From my way back when bookmarks of things to blog about later, check out this infographic of 21 emotional states with no English words (the words are in other languages, many of them non-phoenetic, but the descriptions are great).
Sticking with the number 21, Lifehack.org has 21 common expressions often used incorrectly. I admit I’m guilting of palming off “pawn off” as a phrase many times. I had no idea! Most of the rest of them I haven’t misused or even seen/heard misused. I do remember many years ago listening to some boor say at a gathering “I cease to amaze myself” and I commented “I’m right there with you.” That’s all that comes to mind (and it’s not even on the list).

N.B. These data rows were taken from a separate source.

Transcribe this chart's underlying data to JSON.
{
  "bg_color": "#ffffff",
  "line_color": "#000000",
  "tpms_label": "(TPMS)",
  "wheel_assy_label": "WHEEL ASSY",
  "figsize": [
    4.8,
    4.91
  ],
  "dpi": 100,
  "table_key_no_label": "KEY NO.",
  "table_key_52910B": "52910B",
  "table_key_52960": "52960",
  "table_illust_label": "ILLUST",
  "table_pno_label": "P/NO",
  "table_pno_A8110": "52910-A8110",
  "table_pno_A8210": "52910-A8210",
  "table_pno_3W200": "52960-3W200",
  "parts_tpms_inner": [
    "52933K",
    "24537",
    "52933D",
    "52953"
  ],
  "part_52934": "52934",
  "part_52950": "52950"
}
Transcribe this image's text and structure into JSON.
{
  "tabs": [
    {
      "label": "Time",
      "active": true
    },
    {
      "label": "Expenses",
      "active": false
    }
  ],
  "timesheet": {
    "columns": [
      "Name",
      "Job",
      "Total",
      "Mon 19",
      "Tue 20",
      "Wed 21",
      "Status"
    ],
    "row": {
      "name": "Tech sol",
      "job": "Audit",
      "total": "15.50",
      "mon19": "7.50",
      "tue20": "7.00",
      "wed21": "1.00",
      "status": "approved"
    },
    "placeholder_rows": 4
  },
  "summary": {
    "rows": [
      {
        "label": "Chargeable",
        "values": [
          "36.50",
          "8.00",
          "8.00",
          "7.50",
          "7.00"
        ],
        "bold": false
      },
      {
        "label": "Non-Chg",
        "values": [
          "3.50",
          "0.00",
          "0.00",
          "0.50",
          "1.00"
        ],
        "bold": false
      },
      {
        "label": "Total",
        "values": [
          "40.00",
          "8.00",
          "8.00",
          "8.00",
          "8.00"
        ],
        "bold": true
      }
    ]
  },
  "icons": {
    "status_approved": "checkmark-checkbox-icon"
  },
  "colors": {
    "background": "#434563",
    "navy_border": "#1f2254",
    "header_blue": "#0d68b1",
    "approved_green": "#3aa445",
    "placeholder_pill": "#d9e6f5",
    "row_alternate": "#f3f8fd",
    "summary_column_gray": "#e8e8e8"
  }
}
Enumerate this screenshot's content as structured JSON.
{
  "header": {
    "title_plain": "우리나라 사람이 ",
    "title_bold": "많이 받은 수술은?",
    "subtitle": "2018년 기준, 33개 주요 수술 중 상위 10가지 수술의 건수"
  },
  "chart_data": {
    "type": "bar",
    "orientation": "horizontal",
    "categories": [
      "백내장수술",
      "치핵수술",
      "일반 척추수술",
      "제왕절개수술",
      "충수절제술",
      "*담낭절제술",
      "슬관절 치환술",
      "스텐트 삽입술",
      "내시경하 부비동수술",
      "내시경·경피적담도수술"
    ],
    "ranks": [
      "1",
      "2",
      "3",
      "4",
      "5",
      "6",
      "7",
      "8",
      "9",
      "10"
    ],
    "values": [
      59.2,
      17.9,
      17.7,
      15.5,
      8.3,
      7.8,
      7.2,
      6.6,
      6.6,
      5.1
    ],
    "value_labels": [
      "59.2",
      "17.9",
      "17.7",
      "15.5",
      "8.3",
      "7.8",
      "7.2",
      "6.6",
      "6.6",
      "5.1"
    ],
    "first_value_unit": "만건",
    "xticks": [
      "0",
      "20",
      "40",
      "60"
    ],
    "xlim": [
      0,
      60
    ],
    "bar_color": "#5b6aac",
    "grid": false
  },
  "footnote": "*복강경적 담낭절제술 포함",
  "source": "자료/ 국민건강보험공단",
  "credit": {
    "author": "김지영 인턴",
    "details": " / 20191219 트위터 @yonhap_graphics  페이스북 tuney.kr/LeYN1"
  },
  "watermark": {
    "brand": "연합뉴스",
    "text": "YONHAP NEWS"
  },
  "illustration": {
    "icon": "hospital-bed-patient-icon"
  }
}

Slate’s history blog The Vault has a post up about, and including, a mid-century map of American folklore. Mid 20th century, of course.
Apparently Mark Zuckerberg and friends want to provide internet to everybody. Coincidentally, developing more profitable service provider businesses is the way to do this [I detect sarcasm]. Do I yawn, grimace, or both? Is there a fancy foreign word for what I’m feeling? [English already has this covered, dude: the word is ‘contempt’]
Another perfect #slatepitch: Farhad Manjoo writes about how he hired an online personal assistant and how that did not work well for him. It looks like an interesting read. Will one of you please read this and send me a summary by end of business today? Thank you.
For all my fellow writers out there, who like me read about writing as much or more than we write, here is an interview with Junot Diaz about how he writes.
Some belated good news: President Obama has replaced the White House solar panels that had been removed by then-President Reagan.